Ecco la morale cattolica sulla prostituzione

Morale cattolica sulla prostituzione

Il mio post sul centro massaggi cinese ha fatto discutere. Allora può essere interessante andare a vedere cosa la morale cattolica sulla prostituzione dice. C’è qualcosa di radicato nei secoli. Anzi, nei millenni. E si può riassumere essenzialmente così: la prostituzione è turpe, ma esisterà sempre e quindi la legge deve occuparsene e regolarla.

Il catechismo della Chiesa cattolica così recita:
“2355 La prostituzione offende la dignità della persona che si prostituisce, ridotta al piacere venereo che procura. Colui che paga pecca gravemente contro se stesso: viola la castità, alla quale lo impegna il Battesimo e macchia il suo corpo, tempio dello Spirito Santo. 237 La prostituzione costituisce una piaga sociale. Normalmente colpisce donne, ma anche uomini, bambini o adolescenti (in questi due ultimi casi il peccato è, al tempo stesso, anche uno scandalo). Il darsi alla prostituzione è sempre gravemente peccaminoso, tuttavia l’imputabilità della colpa può essere attenuata dalla miseria, dal ricatto e dalla pressione sociale”.

Scrive però Sant’Agostino, voce più che mai autorevole anche in fatto di morale cattolica sulla prostituzione: “Che cosa di più sconcio, di più vuoto di dignità, di più colmo d’oscenità delle meretrici, dei ruffiani e simile genia? Eppure togli via le meretrici dalla vita umana e guasterai tutto col malcostume. Mettile al posto delle donne oneste e disonorerai tutto con la colpa e la vergogna. E così tale genia di persone, a causa dei propri costumi, è la più laida nella vita, per disposizione di legge la più bassa di condizione. Non avviene che se consideri a parte certi organi nel corpo degli animali, ti rifiuti quasi di guardarli? Tuttavia la legge naturale ha disposto che non manchino perché sono necessari, ma non ha permesso che apparissero di troppo perché non sono belli a vedersi. E queste parti deformi, occupando il posto competente, hanno lasciato il migliore alle parti più degne” (De Ordine II, c. 4, 12).
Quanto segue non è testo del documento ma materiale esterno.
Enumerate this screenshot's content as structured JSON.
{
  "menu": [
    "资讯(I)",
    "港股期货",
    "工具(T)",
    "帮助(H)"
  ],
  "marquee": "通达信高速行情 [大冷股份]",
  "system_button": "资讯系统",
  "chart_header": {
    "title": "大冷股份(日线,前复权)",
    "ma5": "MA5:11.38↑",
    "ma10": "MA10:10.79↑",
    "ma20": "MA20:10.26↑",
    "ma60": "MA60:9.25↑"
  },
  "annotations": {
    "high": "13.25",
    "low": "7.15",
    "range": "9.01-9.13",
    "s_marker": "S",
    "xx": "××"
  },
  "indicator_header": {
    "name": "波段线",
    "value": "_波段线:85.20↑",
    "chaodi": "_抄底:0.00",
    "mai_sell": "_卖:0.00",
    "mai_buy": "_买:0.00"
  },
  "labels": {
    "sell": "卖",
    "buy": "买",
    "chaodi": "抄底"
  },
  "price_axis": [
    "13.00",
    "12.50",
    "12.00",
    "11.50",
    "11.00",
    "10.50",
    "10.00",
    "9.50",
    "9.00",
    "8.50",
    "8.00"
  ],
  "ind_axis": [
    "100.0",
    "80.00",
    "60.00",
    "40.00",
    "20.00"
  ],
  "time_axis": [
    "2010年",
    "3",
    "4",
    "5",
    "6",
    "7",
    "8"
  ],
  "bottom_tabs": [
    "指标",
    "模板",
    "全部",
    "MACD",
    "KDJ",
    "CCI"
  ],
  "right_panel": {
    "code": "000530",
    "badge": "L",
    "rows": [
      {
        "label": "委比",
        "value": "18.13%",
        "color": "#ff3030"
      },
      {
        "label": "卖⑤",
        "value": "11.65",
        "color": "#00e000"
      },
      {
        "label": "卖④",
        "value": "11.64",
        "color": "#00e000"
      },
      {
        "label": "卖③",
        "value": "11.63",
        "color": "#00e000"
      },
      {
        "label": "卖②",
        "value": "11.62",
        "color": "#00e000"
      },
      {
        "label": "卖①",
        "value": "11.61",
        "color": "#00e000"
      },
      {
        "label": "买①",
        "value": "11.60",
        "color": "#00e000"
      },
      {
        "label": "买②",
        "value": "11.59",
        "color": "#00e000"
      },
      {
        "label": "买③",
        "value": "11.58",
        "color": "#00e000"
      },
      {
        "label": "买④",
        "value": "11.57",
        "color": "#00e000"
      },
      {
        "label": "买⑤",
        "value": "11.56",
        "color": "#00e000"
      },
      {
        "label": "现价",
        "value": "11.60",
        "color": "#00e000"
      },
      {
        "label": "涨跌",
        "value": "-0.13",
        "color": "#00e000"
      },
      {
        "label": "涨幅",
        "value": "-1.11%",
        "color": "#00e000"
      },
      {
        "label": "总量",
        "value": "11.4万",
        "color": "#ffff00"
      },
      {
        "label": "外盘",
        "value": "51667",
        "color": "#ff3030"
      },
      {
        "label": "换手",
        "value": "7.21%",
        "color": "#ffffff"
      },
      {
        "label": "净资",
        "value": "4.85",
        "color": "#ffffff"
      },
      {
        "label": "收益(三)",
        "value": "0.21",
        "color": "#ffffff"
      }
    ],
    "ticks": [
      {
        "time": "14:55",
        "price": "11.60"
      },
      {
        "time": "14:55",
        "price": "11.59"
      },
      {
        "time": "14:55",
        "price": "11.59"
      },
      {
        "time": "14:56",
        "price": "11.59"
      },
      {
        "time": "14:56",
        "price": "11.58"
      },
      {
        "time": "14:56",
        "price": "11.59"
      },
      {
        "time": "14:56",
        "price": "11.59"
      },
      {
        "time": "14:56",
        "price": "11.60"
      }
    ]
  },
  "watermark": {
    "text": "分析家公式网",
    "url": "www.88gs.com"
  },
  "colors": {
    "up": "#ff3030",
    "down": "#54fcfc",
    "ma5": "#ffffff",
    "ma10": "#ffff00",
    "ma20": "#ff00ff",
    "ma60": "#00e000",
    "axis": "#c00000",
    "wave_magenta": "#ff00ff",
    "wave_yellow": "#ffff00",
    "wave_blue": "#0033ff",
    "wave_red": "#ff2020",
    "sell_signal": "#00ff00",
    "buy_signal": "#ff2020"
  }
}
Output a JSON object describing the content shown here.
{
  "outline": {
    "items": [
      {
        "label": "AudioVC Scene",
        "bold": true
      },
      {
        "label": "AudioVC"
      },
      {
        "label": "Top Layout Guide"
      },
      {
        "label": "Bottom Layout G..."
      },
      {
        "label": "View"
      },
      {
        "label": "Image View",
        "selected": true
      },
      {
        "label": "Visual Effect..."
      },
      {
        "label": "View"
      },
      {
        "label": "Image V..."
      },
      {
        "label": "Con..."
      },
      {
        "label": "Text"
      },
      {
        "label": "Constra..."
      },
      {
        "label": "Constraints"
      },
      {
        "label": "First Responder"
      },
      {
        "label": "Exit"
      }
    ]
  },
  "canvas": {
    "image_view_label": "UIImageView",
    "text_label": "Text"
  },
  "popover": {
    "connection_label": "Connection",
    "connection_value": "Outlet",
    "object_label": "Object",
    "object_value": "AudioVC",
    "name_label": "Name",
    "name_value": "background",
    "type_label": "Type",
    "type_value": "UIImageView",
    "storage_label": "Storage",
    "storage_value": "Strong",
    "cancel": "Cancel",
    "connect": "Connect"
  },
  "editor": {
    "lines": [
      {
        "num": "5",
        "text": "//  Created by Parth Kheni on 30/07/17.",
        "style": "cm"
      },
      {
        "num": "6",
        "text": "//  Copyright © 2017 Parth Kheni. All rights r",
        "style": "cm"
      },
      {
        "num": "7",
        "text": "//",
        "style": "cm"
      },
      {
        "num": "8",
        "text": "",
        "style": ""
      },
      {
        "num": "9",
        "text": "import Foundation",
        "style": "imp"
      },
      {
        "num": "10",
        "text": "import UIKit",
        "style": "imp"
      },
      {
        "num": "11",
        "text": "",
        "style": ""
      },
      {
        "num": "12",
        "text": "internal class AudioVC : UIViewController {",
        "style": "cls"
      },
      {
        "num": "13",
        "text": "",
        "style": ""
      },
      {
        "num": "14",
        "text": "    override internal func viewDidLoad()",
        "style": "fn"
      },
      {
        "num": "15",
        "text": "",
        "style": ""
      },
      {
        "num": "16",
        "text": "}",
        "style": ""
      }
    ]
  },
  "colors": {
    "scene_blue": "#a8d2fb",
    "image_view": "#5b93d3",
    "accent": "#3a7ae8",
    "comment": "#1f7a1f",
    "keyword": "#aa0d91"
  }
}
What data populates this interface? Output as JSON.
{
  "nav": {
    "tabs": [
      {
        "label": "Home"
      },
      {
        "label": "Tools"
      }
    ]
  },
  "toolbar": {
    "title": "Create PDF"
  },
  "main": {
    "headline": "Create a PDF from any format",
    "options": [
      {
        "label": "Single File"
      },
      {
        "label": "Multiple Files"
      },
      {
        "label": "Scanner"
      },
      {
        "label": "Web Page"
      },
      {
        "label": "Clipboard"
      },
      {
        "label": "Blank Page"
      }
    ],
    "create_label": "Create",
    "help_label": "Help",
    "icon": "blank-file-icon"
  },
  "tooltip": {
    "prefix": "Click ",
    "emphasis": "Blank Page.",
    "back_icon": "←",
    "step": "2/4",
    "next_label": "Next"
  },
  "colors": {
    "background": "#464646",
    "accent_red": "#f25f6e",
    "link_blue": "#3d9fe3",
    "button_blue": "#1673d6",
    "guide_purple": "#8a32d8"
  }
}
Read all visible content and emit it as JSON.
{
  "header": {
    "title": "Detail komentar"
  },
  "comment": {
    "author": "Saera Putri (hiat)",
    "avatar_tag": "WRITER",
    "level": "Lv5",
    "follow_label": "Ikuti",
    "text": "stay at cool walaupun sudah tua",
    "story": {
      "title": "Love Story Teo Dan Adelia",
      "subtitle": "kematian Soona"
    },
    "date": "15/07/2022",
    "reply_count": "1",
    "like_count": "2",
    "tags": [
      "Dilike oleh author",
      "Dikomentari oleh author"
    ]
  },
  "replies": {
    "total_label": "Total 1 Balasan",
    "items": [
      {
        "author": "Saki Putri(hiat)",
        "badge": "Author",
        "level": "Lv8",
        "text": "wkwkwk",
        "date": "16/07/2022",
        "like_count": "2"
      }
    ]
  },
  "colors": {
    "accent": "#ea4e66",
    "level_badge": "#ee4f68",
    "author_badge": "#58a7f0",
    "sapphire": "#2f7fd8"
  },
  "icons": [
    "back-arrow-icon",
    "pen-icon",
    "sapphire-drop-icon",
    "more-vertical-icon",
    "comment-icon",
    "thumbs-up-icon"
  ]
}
Cosa avrà voluto dire con “togli via le meretrici dalla vita umana e guasterai tutto col malcostume”? Che forse la prostituzione funziona, nella logica del peccato, come valvola di sfogo della brutale sessualità maschile? Sembra proprio di sì. Specialmente se andiamo nell’altro grande polmone filosofico del mondo cattolico, ossia il tomismo, dove troviamo Bartolomeo Fiadoni (conosciuto anche come Tolomeo da Lucca), un importante prosecutore dell’opera di San Tommaso, che scrive:

“E perciò Aristotele critica in ciò la sentenza di Platone, poiché congiungersi in modo carnale con le mogli è un male minore che deviare in spregevoli atti sconci.

Da ciò Agostino afferma che la prostituta nella società fa quel che fa la sentina nella nave, o la fogna nel palazzo: togli la fogna, e riempirai di puzza il palazzo, e lo stesso per la sentina: togli le prostitute dalla società, e la riempirai di sodomia.

Per questo motivo lo stesso Agostino dice nel quattordicesimo libro della Città di Dio, che la Città terrena rende l’andare a prostitute una turpitudine lecita”. (Bartolomeo Fiadoni, De regimine principum continuatio, IV 14).

Certo, tutto questo è molto più facilmente comprensibile da un maschio, che conosce la propria sessualità. Le donne emancipate oggi possono capirlo, nel contesto della morale cattolica sulla prostituzione?

Nello Stato pontificio, quando il Papa era anche il Re, le prostitute c’erano eccome, venivano chiamate “donne curiali” perchè dipendevano da una licenza rilasciata dalla Curia romana. Nel 1500 si calcola fossero circa 13 mila. Lo stato pontificio investiva i soldi ottenuti con le tasse sulle prostitute in opere pubbliche. Moltissimi monumenti sono stati finanziati con i soldi della prostituzione. Che alla fine quindi qualcosa di buono ha prodotto.
Comunque non si dica mai che in Italia la prostituzione è vietata a causa della Chiesa. Perchè la morale cattolica sulla prostituzione è sempre stata molto realistica.